The Bliss Blog


When I contemplated what to write for the Bliss Blog, I realized that there are so many things going on in the larger world, that my personal activities pale in comparison. Blazes devastating California, the remnants and residue from horrific hurricanes, the threat of war, predictably unpredictable chaos issuing forth from the administration, sexual harassment and assault charges against one whose last name is spelled the same way as mine, but blessedly, we are not related. It’s enough to make my head spin. Although I don’t want to take a news or social media fast, since it won’t change anything for the better by being uninformed, there are times when I numb out and choose not to take any more in. I do what I can to be a peacemaker, love sharer and joy-bringer. I look for opportunities to connect and not separate. Not always easy.

In my day to day life, I go to work, see clients as a therapist and coach, write articles, edit books and publications, teach classes, marry couples, do promotion, plan and promote events, spend time with friends and family, work out at the gym, clean my house, mow my lawn, maintain my car and pay my bills. I experience loss like everyone and appreciate miracles when they show up. Today, I had the opportunity to do both.

A few days ago, a dear cousin died after a bout with cancer. I had the blessing of time with him a few days earlier and the chance to say goodbye. We are the grandchildren of two of the 13 Bernstein kids who grew up in Philadelphia, PA. I didn’t meet all of my aunts and uncles since some died before I was born. My grandmother and his grandfather were sister and brother. Our generation has rekindled the tradition our parents started by having regular gatherings that didn’t need to center around pivotal events such as wedding, funerals, Bar and Bat Mitzvahs. The most recent time was back in the Spring when a newly discovered cousin who found he was related to our family, located us via a DNA test. On that day we laughed and goofed around; a multi-generational reunion with the youngest being my great niece who was 4 at the time and the oldest another cousin in his 70’s with a full range in between. Arnie was light-hearted even as he needed to use a cane to get around in anticipation of hip surgery. Never in a million years did he or we anticipate that he would not live to see the end of the year.

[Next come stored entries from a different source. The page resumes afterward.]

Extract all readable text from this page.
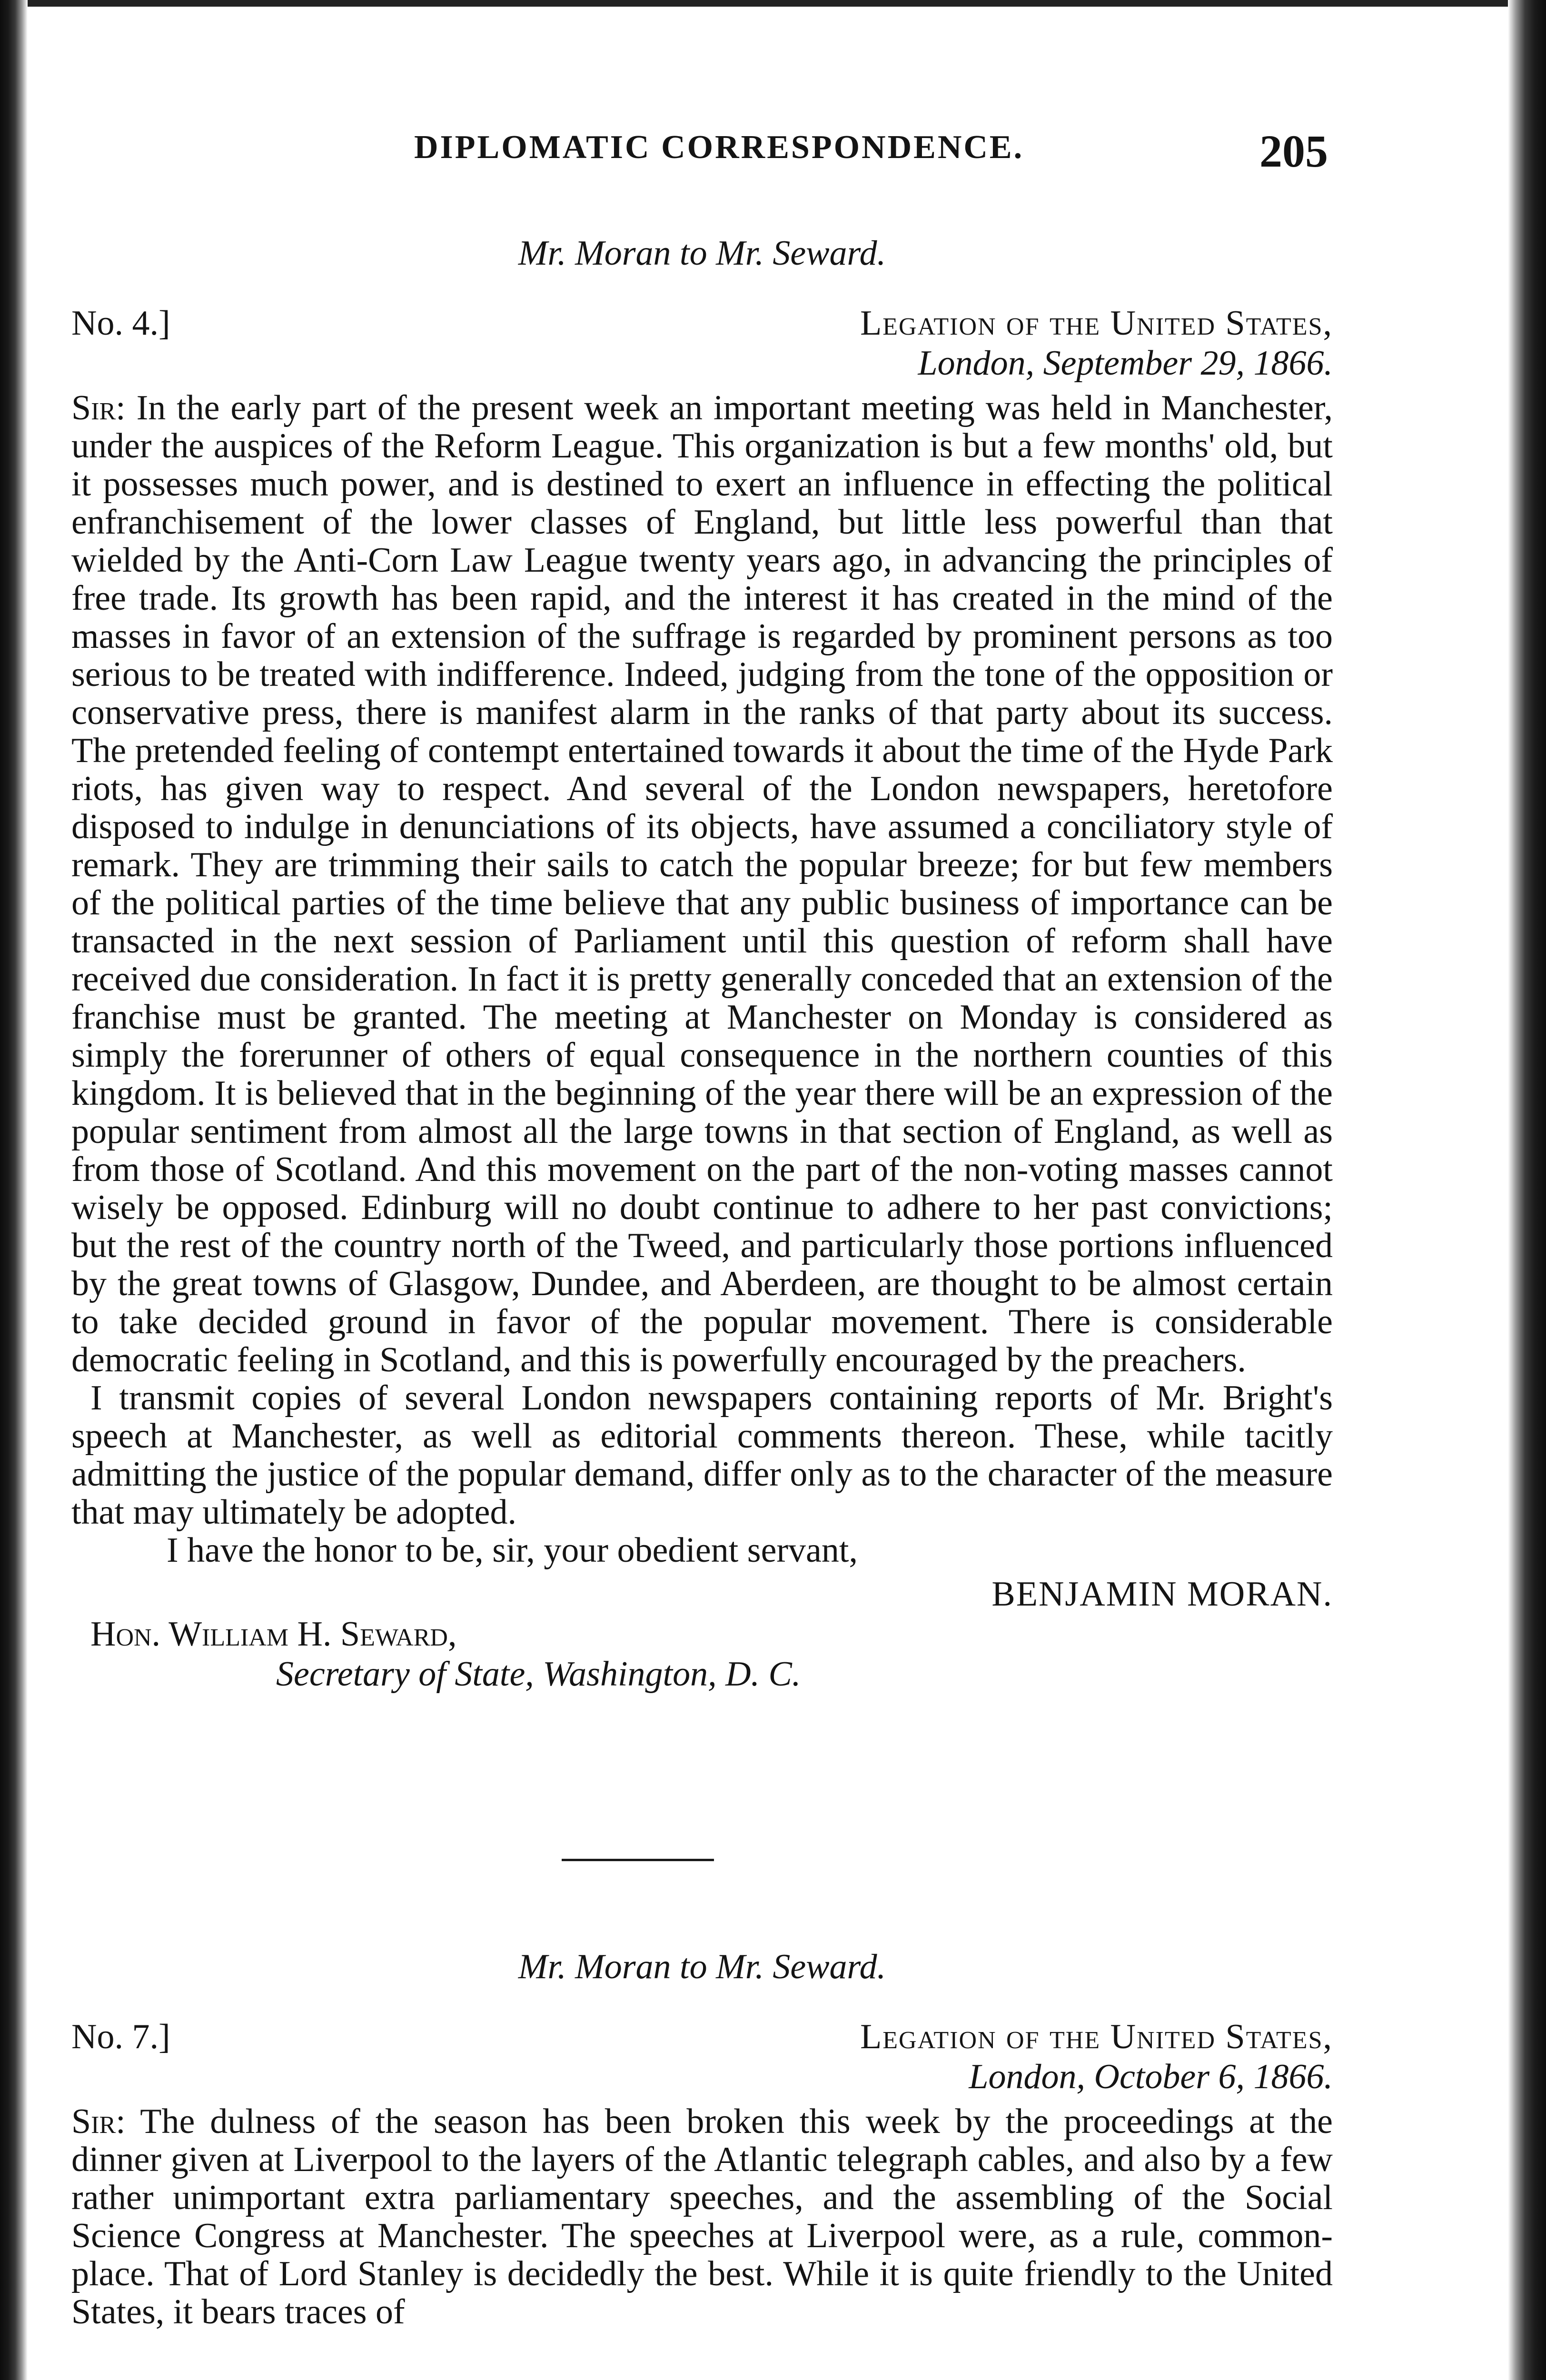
DIPLOMATIC CORRESPONDENCE.	205
Mr. Moran to Mr. Seward.
No. 4.]	Legation of the United States,
London, September 29, 1866.

Sir: In the early part of the present week an important meeting was held in Manchester, under the auspices of the Reform League. This organization is but a few months' old, but it possesses much power, and is destined to exert an influence in effecting the political enfranchisement of the lower classes of England, but little less powerful than that wielded by the Anti-Corn Law League twenty years ago, in advancing the principles of free trade. Its growth has been rapid, and the interest it has created in the mind of the masses in favor of an extension of the suffrage is regarded by prominent persons as too serious to be treated with indifference. Indeed, judging from the tone of the opposition or conservative press, there is manifest alarm in the ranks of that party about its success. The pretended feeling of contempt entertained towards it about the time of the Hyde Park riots, has given way to respect. And several of the London newspapers, heretofore disposed to indulge in denunciations of its objects, have assumed a conciliatory style of remark. They are trimming their sails to catch the popular breeze; for but few members of the political parties of the time believe that any public business of importance can be transacted in the next session of Parliament until this question of reform shall have received due consideration. In fact it is pretty generally conceded that an extension of the franchise must be granted. The meeting at Manchester on Monday is considered as simply the forerunner of others of equal consequence in the northern counties of this kingdom. It is believed that in the beginning of the year there will be an expression of the popular sentiment from almost all the large towns in that section of England, as well as from those of Scotland. And this movement on the part of the non-voting masses cannot wisely be opposed. Edinburg will no doubt continue to adhere to her past convictions; but the rest of the country north of the Tweed, and particularly those portions influenced by the great towns of Glasgow, Dundee, and Aberdeen, are thought to be almost certain to take decided ground in favor of the popular movement. There is considerable democratic feeling in Scotland, and this is powerfully encouraged by the preachers.

I transmit copies of several London newspapers containing reports of Mr. Bright's speech at Manchester, as well as editorial comments thereon. These, while tacitly admitting the justice of the popular demand, differ only as to the character of the measure that may ultimately be adopted.

I have the honor to be, sir, your obedient servant,

BENJAMIN MORAN.

Hon. William H. Seward,

Secretary of State, Washington, D. C.

Mr. Moran to Mr. Seward.
No. 7.]	Legation of the United States,
London, October 6, 1866.

Sir: The dulness of the season has been broken this week by the proceedings at the dinner given at Liverpool to the layers of the Atlantic telegraph cables, and also by a few rather unimportant extra parliamentary speeches, and the assembling of the Social Science Congress at Manchester. The speeches at Liverpool were, as a rule, common-place. That of Lord Stanley is decidedly the best. While it is quite friendly to the United States, it bears traces of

When I was on my way to his funeral this morning, a huge deer ran across the road, with vines and leaves on his antlers. Although I swerved to miss him, I could feel a thud against the passenger door as he hurled himself at my Jeep, which is solidly built. Fortunately, he didn’t seem to be injured as he dashed across Rte 476 which is a three-lane highway and scrambled over the median. I pulled over to compose myself and through the rearview mirror, I saw a female deer. She was running behind me. I hightailed it out of there, not wanting to tempt fate since she was likely a combination of scared, angry and grieving. I cried for a few miles. Thinking there was some Divine intervention. Perhaps Arnie (who was in the auto repair industry) had taken on the role of road angel.

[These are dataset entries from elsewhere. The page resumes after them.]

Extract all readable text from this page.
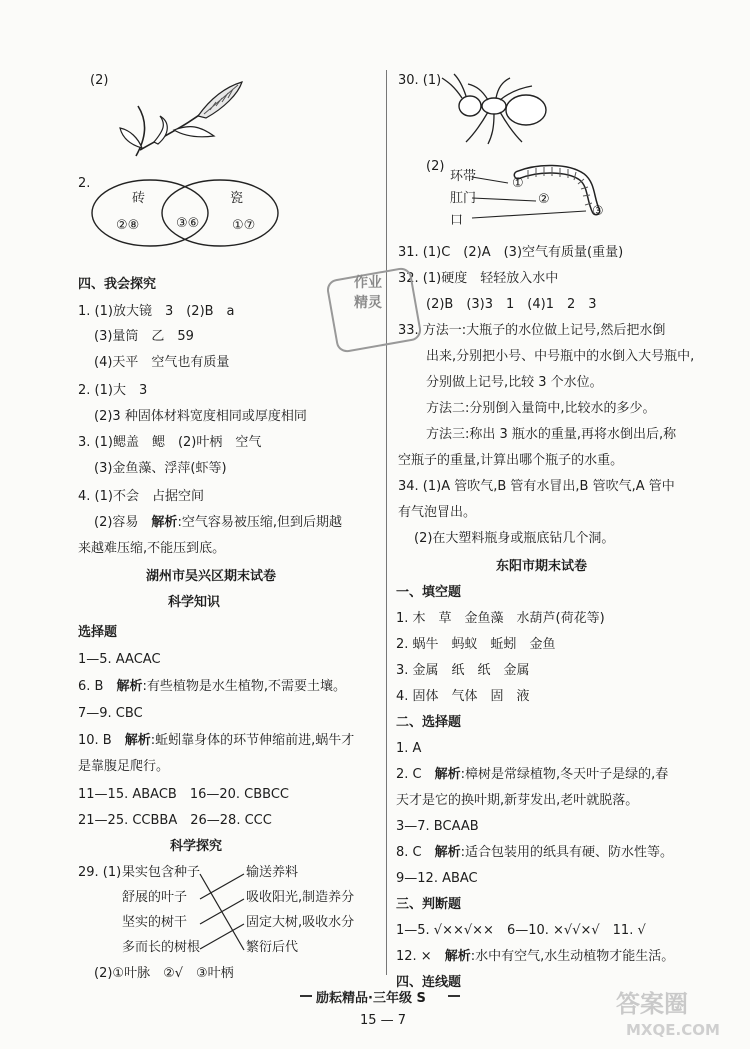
(2)
2.
砖	瓷
②⑧	③⑥	①⑦
四、我会探究
1. (1)放大镜　3　(2)B　a
(3)量筒　乙　59
(4)天平　空气也有质量
2. (1)大　3
(2)3 种固体材料宽度相同或厚度相同
3. (1)鳃盖　鳃　(2)叶柄　空气
(3)金鱼藻、浮萍(虾等)
4. (1)不会　占据空间
(2)容易　解析:空气容易被压缩,但到后期越
来越难压缩,不能压到底。
湖州市吴兴区期末试卷
科学知识
选择题
1—5. AACAC
6. B　解析:有些植物是水生植物,不需要土壤。
7—9. CBC
10. B　解析:蚯蚓靠身体的环节伸缩前进,蜗牛才
是靠腹足爬行。
11—15. ABACB　16—20. CBBCC
21—25. CCBBA　26—28. CCC
科学探究
29. (1) 果实包含种子
舒展的叶子
坚实的树干
多而长的树根
输送养料
吸收阳光,制造养分
固定大树,吸收水分
繁衍后代
(2)①叶脉　②√　③叶柄
30. (1)
(2)
环带
肛门
口
①
②
③
31. (1)C　(2)A　(3)空气有质量(重量)
32. (1)硬度　轻轻放入水中
(2)B　(3)3　1　(4)1　2　3
33. 方法一:大瓶子的水位做上记号,然后把水倒
出来,分别把小号、中号瓶中的水倒入大号瓶中,
分别做上记号,比较 3 个水位。
方法二:分别倒入量筒中,比较水的多少。
方法三:称出 3 瓶水的重量,再将水倒出后,称
空瓶子的重量,计算出哪个瓶子的水重。
34. (1)A 管吹气,B 管有水冒出,B 管吹气,A 管中
有气泡冒出。
(2)在大塑料瓶身或瓶底钻几个洞。
东阳市期末试卷
一、填空题
1. 木　草　金鱼藻　水葫芦(荷花等)
2. 蜗牛　蚂蚁　蚯蚓　金鱼
3. 金属　纸　纸　金属
4. 固体　气体　固　液
二、选择题
1. A
2. C　解析:樟树是常绿植物,冬天叶子是绿的,春
天才是它的换叶期,新芽发出,老叶就脱落。
3—7. BCAAB
8. C　解析:适合包装用的纸具有硬、防水性等。
9—12. ABAC
三、判断题
1—5. √××√××　6—10. ×√√×√　11. √
12. ×　解析:水中有空气,水生动植物才能生活。
四、连线题
励耘精品·三年级 S
15 — 7
作业
精灵
答案圈
MXQE.COM
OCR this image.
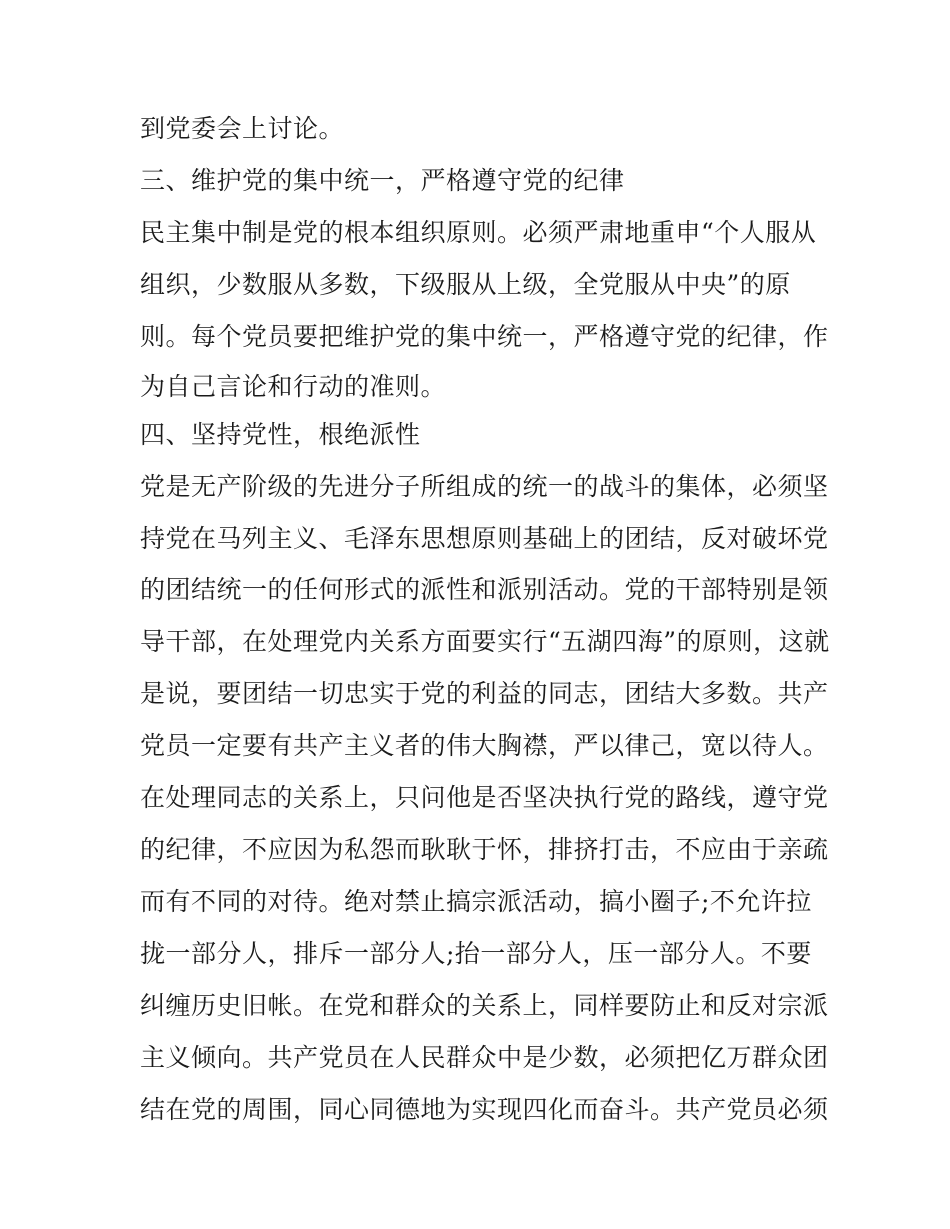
到党委会上讨论。
三、维护党的集中统一，严格遵守党的纪律
民主集中制是党的根本组织原则。必须严肃地重申“个人服从
组织，少数服从多数，下级服从上级，全党服从中央”的原
则。每个党员要把维护党的集中统一，严格遵守党的纪律，作
为自己言论和行动的准则。
四、坚持党性，根绝派性
党是无产阶级的先进分子所组成的统一的战斗的集体，必须坚
持党在马列主义、毛泽东思想原则基础上的团结，反对破坏党
的团结统一的任何形式的派性和派别活动。党的干部特别是领
导干部，在处理党内关系方面要实行“五湖四海”的原则，这就
是说，要团结一切忠实于党的利益的同志，团结大多数。共产
党员一定要有共产主义者的伟大胸襟，严以律己，宽以待人。
在处理同志的关系上，只问他是否坚决执行党的路线，遵守党
的纪律，不应因为私怨而耿耿于怀，排挤打击，不应由于亲疏
而有不同的对待。绝对禁止搞宗派活动，搞小圈子;不允许拉
拢一部分人，排斥一部分人;抬一部分人，压一部分人。不要
纠缠历史旧帐。在党和群众的关系上，同样要防止和反对宗派
主义倾向。共产党员在人民群众中是少数，必须把亿万群众团
结在党的周围，同心同德地为实现四化而奋斗。共产党员必须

His service was in a Jewish cemetery on the outskirts of Philadelphia conducted by an old friend of his, which made it that much more personal. He regaled us with stories about Arnie’s love for his family, friends, food, and fun. It warmed my heart even more than the unseasonably steamy early Fall temperatures as the sun baked us. During the ritual, a white butterfly swooped over the gravesite. Not a surprise for this one who believes strongly in metaphysical messengers.  Some have wings and some have hoofs and antlers and some are connected by ancestry and love.